I used to rely on edge-tts for voiceovers, and it worked seamlessly with almost no issues. Unfortunately, since the end of last year, it has been frequently reporting 403 errors. Initially, this was only happening in China, and using a foreign IP could temporarily solve the problem, but now this error occurs globally. It seems that even a large company like Microsoft can't withstand everyone's excessive "free riding."
If you still want to use edge-tts, you need to be careful and use it sparingly, especially avoid frequent operations on the same IP. Otherwise, the Microsoft server will directly return a 403 error. For clarity, the software will display a "rate limit error." Here are two solutions:
- Try deploying the interface to Cloudflare to leverage its dynamic characteristics, which can reduce the occurrence of 403 errors. For specific instructions, refer to this document: https://pvt9.com/edgettscf
- Alternatively, continue using it locally but with a dynamic proxy, which means changing the IP for each request. For specific instructions, check out this article: https://pvt9.com/edgetts-proxy
Using Local Voiceover Models
Besides edge-tts, you can also use some open-source local voiceover models, such as GPT-SoVITS, ChatTTS-ui, Fish-TTS, F5-TTS, CosyVoice, Clone-voice, KokoroTTS, etc. These are all free and can be used after deploying them on your own computer. However, this requires some extra time for configuration and a certain level of computer hardware and hands-on skills.

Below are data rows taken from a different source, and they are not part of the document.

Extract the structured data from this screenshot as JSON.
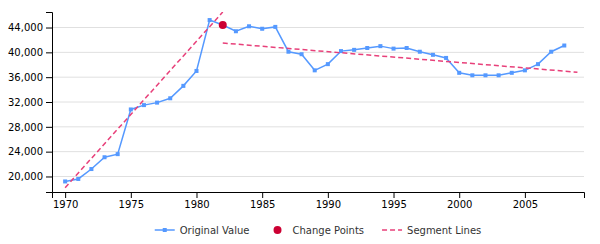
{
  "chart_data": {
    "type": "line",
    "x": [
      1970,
      1971,
      1972,
      1973,
      1974,
      1975,
      1976,
      1977,
      1978,
      1979,
      1980,
      1981,
      1982,
      1983,
      1984,
      1985,
      1986,
      1987,
      1988,
      1989,
      1990,
      1991,
      1992,
      1993,
      1994,
      1995,
      1996,
      1997,
      1998,
      1999,
      2000,
      2001,
      2002,
      2003,
      2004,
      2005,
      2006,
      2007,
      2008
    ],
    "series": [
      {
        "name": "Original Value",
        "type": "line",
        "color": "#5599ff",
        "marker": "square",
        "line_style": "solid",
        "values": [
          19200,
          19600,
          21200,
          23100,
          23600,
          30800,
          31500,
          31900,
          32600,
          34600,
          37000,
          45200,
          44400,
          43400,
          44200,
          43800,
          44100,
          40100,
          39700,
          37100,
          38100,
          40200,
          40400,
          40700,
          41000,
          40600,
          40700,
          40100,
          39600,
          39100,
          36700,
          36300,
          36300,
          36300,
          36700,
          37100,
          38100,
          40100,
          41100
        ]
      },
      {
        "name": "Change Points",
        "type": "scatter",
        "color": "#cc0033",
        "marker": "circle",
        "x": [
          1982
        ],
        "values": [
          44400
        ]
      },
      {
        "type": "line",
        "color": "#e8407a",
        "line_style": "dashed",
        "x": [
          1970,
          1982
        ],
        "values": [
          18200,
          46500
        ]
      },
      {
        "name": "Segment Lines",
        "type": "line",
        "color": "#e8407a",
        "line_style": "dashed",
        "x": [
          1982,
          2009
        ],
        "values": [
          41500,
          36800
        ]
      }
    ],
    "xlim": [
      1969.0,
      2009.5
    ],
    "ylim": [
      17500,
      46500
    ],
    "xticks": [
      1970,
      1975,
      1980,
      1985,
      1990,
      1995,
      2000,
      2005
    ],
    "yticks": [
      {
        "value": 20000,
        "label": "20,000"
      },
      {
        "value": 24000,
        "label": "24,000"
      },
      {
        "value": 28000,
        "label": "28,000"
      },
      {
        "value": 32000,
        "label": "32,000"
      },
      {
        "value": 36000,
        "label": "36,000"
      },
      {
        "value": 40000,
        "label": "40,000"
      },
      {
        "value": 44000,
        "label": "44,000"
      }
    ],
    "grid": true,
    "legend": "bottom"
  }
}
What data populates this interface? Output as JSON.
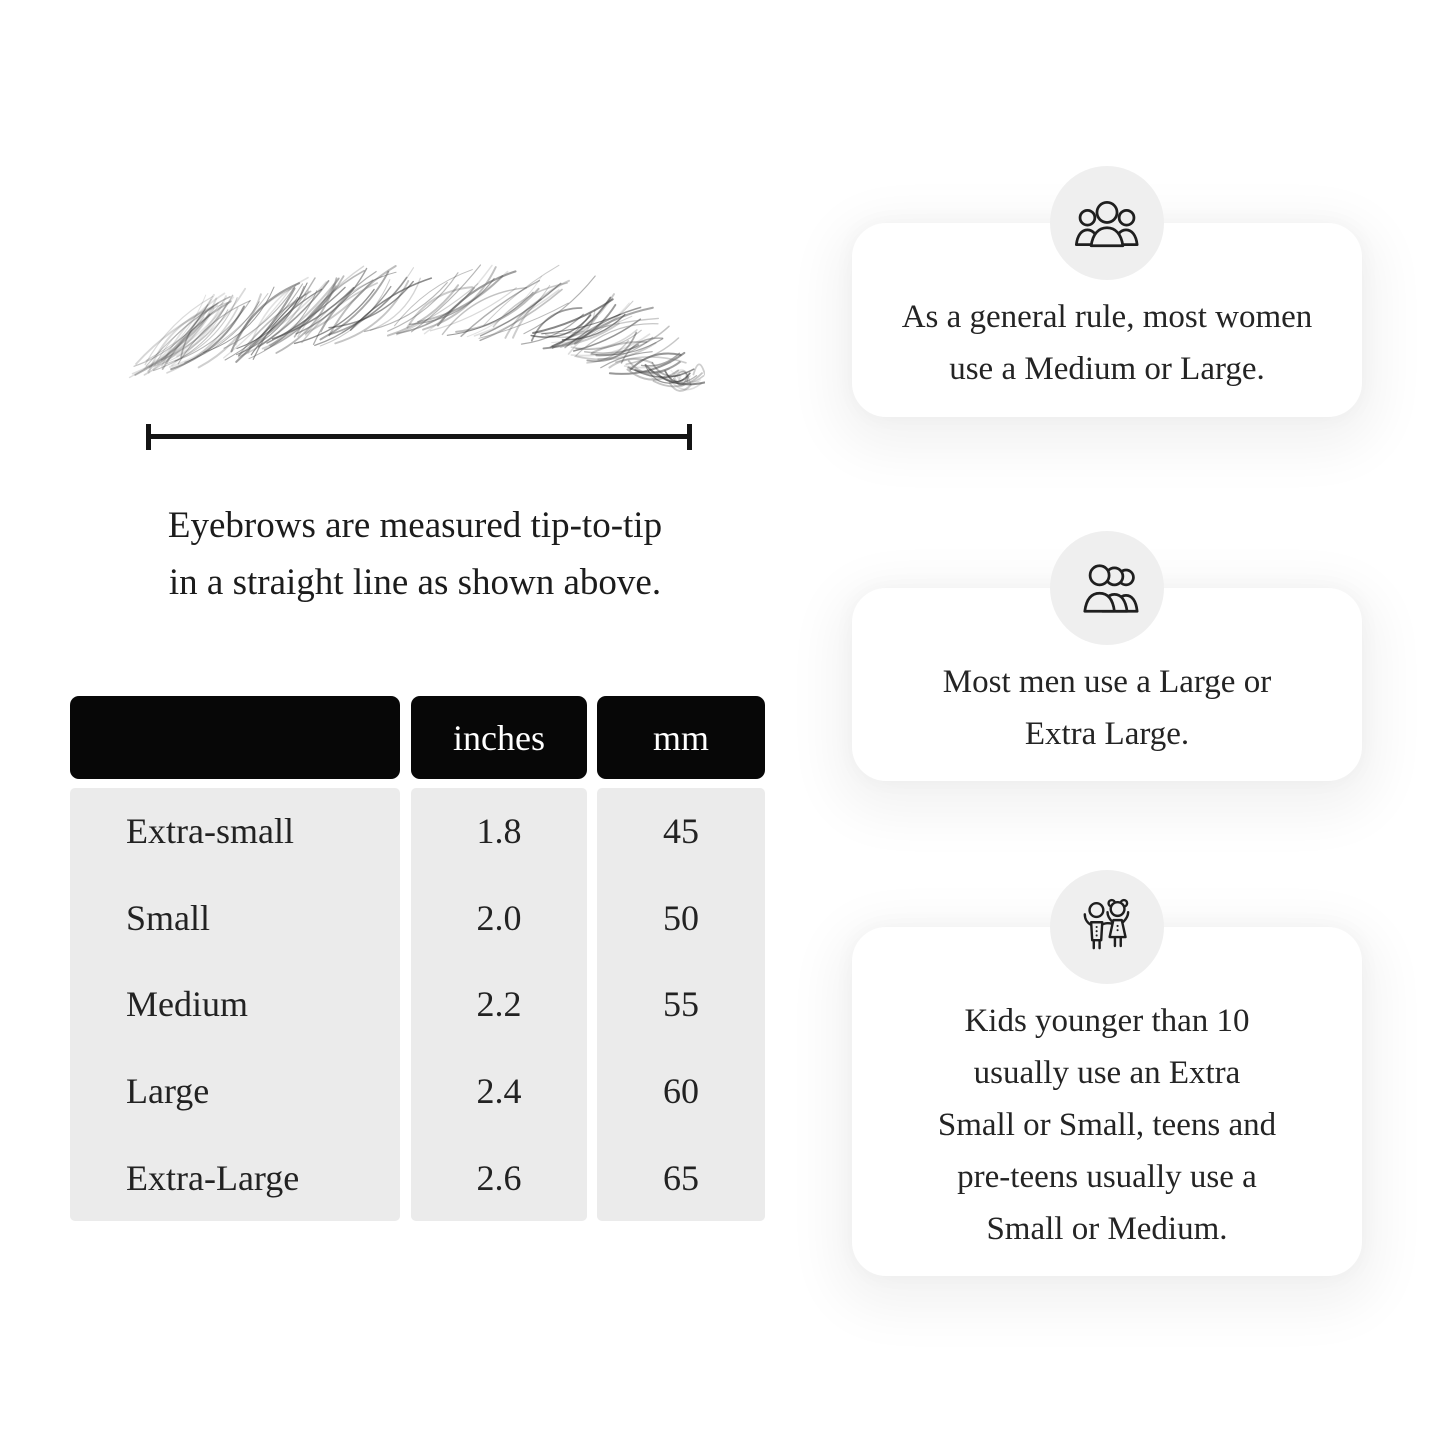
{
  "colors": {
    "text": "#1d1d1d",
    "table_header_bg": "#070707",
    "table_header_text": "#ffffff",
    "table_body_bg": "#ebebeb",
    "icon_circle_bg": "#efefef",
    "card_bg": "#ffffff"
  },
  "diagram": {
    "caption": "Eyebrows are measured tip-to-tip\nin a straight line as shown above."
  },
  "table": {
    "headers": {
      "size": "",
      "inches": "inches",
      "mm": "mm"
    },
    "rows": [
      {
        "label": "Extra-small",
        "inches": "1.8",
        "mm": "45"
      },
      {
        "label": "Small",
        "inches": "2.0",
        "mm": "50"
      },
      {
        "label": "Medium",
        "inches": "2.2",
        "mm": "55"
      },
      {
        "label": "Large",
        "inches": "2.4",
        "mm": "60"
      },
      {
        "label": "Extra-Large",
        "inches": "2.6",
        "mm": "65"
      }
    ]
  },
  "cards": [
    {
      "icon": "women-group-icon",
      "text": "As a general rule, most women\nuse a Medium or Large."
    },
    {
      "icon": "men-group-icon",
      "text": "Most men use a Large or\nExtra Large."
    },
    {
      "icon": "children-icon",
      "text": "Kids younger than 10\nusually use an Extra\nSmall or Small, teens and\npre-teens usually use a\nSmall or Medium."
    }
  ]
}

If you want to try it out, you can refer to this tutorial: https://pvt9.com/gptsovits. The left sidebar of the page also provides more information.
Using Online Voiceover APIs Instead
If your hardware isn't good enough, or you don't want to bother with local deployment, you can choose online voiceover APIs, such as OpenAI TTS, Azure TTS, ByteDance Volcano Speech Synthesis, etc.
However, using OpenAI TTS or Azure TTS directly in China requires a VPN, and the free quota is very limited. Paying for it also requires a foreign phone number and credit card, which is quite troublesome. It is recommended to use a domestic OpenAI TTS relay service or Azure TTS relay service, which would be much more convenient.
If you use the official OpenAI TTS, you only need to open Menu--TTS Settings--OpenAI TTS API in the software and fill in your SK in the SK text box. No further settings are needed. But don't forget that a VPN is required in China to use it.
The following steps explain how to use a third-party OpenAI TTS relay, Azure TTS voiceover, and ByteDance speech synthesis.
Using 302.AI or other third-party OpenAI TTS relay APIs
Registration and login address (gives $1 credit): https://share.302.ai/pyvideo
The steps are very simple:
- In the software's Menu--TTS Settings--OpenAI TTS API, fill in the API URL with
https://api.302.ai/v1
. If you are using another company's relay API, fill in the address they provide, usually ending with/v1
. - In the SK text box, fill in the API Key you created on 302.AI. If it's another third-party service, fill in the Key they provide.
Test it. If the voiceover audio can play automatically, it means the settings are successful. After that, you can select OpenAI TTS in the voiceover channel on the main interface of the software. Supported voices include:
alloy, ash, coral, echo, fable, onyx, nova, sage, shimmer
.
Using 302.AI's Azure TTS relay
Registration and login address (gives $1 credit): https://share.302.ai/pyvideo
OpenAI TTS only has 9 voices, and the Chinese pronunciation is a bit "lispy." If you don't think it's good enough, you can try Azure TTS. This is Microsoft's product, with more voices and better results than edge-tts. However, using it directly in China requires a foreign credit card. If it's inconvenient, you can use the relay API provided by 302.AI.
Operation method:
- Create a Key on 302.AI.
- Open the software's Menu--Translation Settings--302.AI, and fill in the Key. Note that this time, you need to fill it in under the "302.AI" option in the "Translation Settings" menu.
After filling it in, you can use all the voiceover roles of Azure TTS. Moreover, 302.AI also relays ByteDance speech synthesis, so ByteDance's voices can also be used directly.
Using ByteDance Speech Synthesis Individually
There is already a detailed tutorial for ByteDance speech synthesis, you can check it out: https://pvt9.com/volcenginetts.
However, please note that by default, only the general male and general female voices are available. If you want other voices, you have to buy them separately from the ByteDance official website, which is charged monthly. If you only use it occasionally, it is not cost-effective. It is recommended to directly use 302.AI mentioned above, which can directly use various ByteDance voices, which is more convenient.